Очередь истории с языкознанием всегда наступала с подачей на стол закусок. После того как гости выражали свое восхищение превосходным и неповторимым вкусом кушаний, созданных руками хозяйки (всегда старавшейся приготовить каждую трапезу собственноручно, не оставляя кухарке ничего, кроме обычной подсобной кухонной работы), та, скромно отворачиваясь, изображала на своем лице печальную улыбку приговоренной, выслушивавшей, заведомо принимая приговор, наложенное на нее тяжкое наказание, и говорила:
— Да-да, на все эти глупости — на варку, жарку и печение я и растрачиваю всю свою жизнь! Когда я изучала филологию в Кембриджском университете, все мои профессора были уверены, что меня ждет блестящая академическая карьера. Я всегда смущалась и краснела до корней волос, когда декан филологического факультета превозносил меня в лицо. Я всегда сомневалась, действительно ли я заслуживаю этого славословия. Все же я чувствовала, что, несмотря на все свои несовершенства, я предназначена для филологических исследований и что в моих силах внести скромный вклад в науку. Я и не представляла себе, будучи юной студенткой, что вместо занятий филологией все дни свои проведу на кухне, среди кастрюль и горшков.

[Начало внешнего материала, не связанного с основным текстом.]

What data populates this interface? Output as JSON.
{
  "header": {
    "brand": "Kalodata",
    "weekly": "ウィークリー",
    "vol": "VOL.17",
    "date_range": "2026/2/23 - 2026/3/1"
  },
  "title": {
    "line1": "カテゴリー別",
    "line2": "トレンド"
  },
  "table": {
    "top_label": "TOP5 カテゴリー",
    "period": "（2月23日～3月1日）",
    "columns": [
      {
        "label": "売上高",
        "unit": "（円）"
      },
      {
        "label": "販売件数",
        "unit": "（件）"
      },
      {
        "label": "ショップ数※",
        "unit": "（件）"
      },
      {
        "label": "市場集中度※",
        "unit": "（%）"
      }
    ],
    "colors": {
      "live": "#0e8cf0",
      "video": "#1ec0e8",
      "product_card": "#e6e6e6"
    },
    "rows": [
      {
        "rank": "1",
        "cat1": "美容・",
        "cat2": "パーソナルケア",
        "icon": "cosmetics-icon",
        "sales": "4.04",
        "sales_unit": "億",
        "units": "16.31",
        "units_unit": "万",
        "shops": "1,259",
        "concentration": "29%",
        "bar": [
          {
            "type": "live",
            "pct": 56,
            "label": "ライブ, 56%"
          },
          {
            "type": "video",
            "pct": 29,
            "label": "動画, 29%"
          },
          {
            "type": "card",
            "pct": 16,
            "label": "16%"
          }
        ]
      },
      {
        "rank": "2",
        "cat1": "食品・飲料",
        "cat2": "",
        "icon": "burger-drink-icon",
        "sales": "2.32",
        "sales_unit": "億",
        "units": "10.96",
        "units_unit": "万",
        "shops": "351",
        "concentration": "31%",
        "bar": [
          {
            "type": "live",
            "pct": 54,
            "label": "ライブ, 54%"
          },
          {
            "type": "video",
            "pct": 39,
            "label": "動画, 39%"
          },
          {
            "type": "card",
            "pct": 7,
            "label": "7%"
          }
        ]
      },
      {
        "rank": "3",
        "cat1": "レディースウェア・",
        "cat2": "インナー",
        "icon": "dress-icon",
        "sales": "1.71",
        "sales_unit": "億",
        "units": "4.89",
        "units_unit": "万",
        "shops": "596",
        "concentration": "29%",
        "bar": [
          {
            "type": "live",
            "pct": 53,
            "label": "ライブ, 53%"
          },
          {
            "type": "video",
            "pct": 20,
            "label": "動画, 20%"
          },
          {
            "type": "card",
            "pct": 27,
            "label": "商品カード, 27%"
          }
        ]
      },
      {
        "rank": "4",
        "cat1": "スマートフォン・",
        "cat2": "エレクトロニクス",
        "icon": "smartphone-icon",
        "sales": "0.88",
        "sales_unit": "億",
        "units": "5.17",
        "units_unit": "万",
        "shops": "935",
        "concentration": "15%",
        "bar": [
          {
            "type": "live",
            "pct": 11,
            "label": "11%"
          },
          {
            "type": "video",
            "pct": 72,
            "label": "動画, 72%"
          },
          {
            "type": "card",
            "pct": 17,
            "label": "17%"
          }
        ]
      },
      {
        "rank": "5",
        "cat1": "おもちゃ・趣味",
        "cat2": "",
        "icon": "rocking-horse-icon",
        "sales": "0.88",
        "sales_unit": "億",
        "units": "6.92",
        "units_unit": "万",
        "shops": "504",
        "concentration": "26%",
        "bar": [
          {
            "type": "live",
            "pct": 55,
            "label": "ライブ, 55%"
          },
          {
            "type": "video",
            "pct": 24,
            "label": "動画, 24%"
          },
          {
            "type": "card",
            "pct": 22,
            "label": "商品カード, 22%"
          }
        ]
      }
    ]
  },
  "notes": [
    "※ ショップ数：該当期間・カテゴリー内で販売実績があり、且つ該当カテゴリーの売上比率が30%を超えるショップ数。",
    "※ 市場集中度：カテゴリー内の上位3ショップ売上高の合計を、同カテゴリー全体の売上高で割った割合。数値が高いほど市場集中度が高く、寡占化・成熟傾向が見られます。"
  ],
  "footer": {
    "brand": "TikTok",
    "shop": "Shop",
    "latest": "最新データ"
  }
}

Иногда случалось, что очередь филологии задерживалась вследствие невежества новых гостей, впервые приглашенных на трапезу в доме члена Верховного суда и незнакомых с застольными порядками хозяйки. Если восхваления яств задерживались по какой-либо причине, обычно потому, что приглашенные были погружены в беседу с судьей, госпожа Гуткин тревожно морщила лоб и обращалась к сидящему рядом с выражением лица, с которым обычно обращаются к больному, и спрашивала его, не кажется ли ему, что что-то не в порядке со вкусом супа. Она опасается, что суп слишком пряный. А что относительно фаршированной рыбы? Не находит ли он, что она слишком тяжела для пищеварения? Такая порция рыбы может, Боже упаси, оказаться тяжелой для организма и привести к нарушению сна. Может быть, следует вернуть на кухню эту фаршированную рыбу (о эти шарики фаршированной рыбы, одновременно упругие и пышные, тонкие в своей остроте и острые в своей сладости, жующиеся с вожделением и тающие во рту с нежностью, проникающей в самые недра желудка, о эта знаменитая фаршированная рыба, которая была жемчужиной в короне и блистательным венцом творения судейской жены!) и попросить у кухарки сделать яичницу или что-нибудь другое, простое для приготовления и легкопереваримое? Как только звуки тревоги в голосе хозяйки достигали слуха ее мужа, тот немедленно прекращал беседу и возгласом «Ида!» подавал сигнал к началу славословий.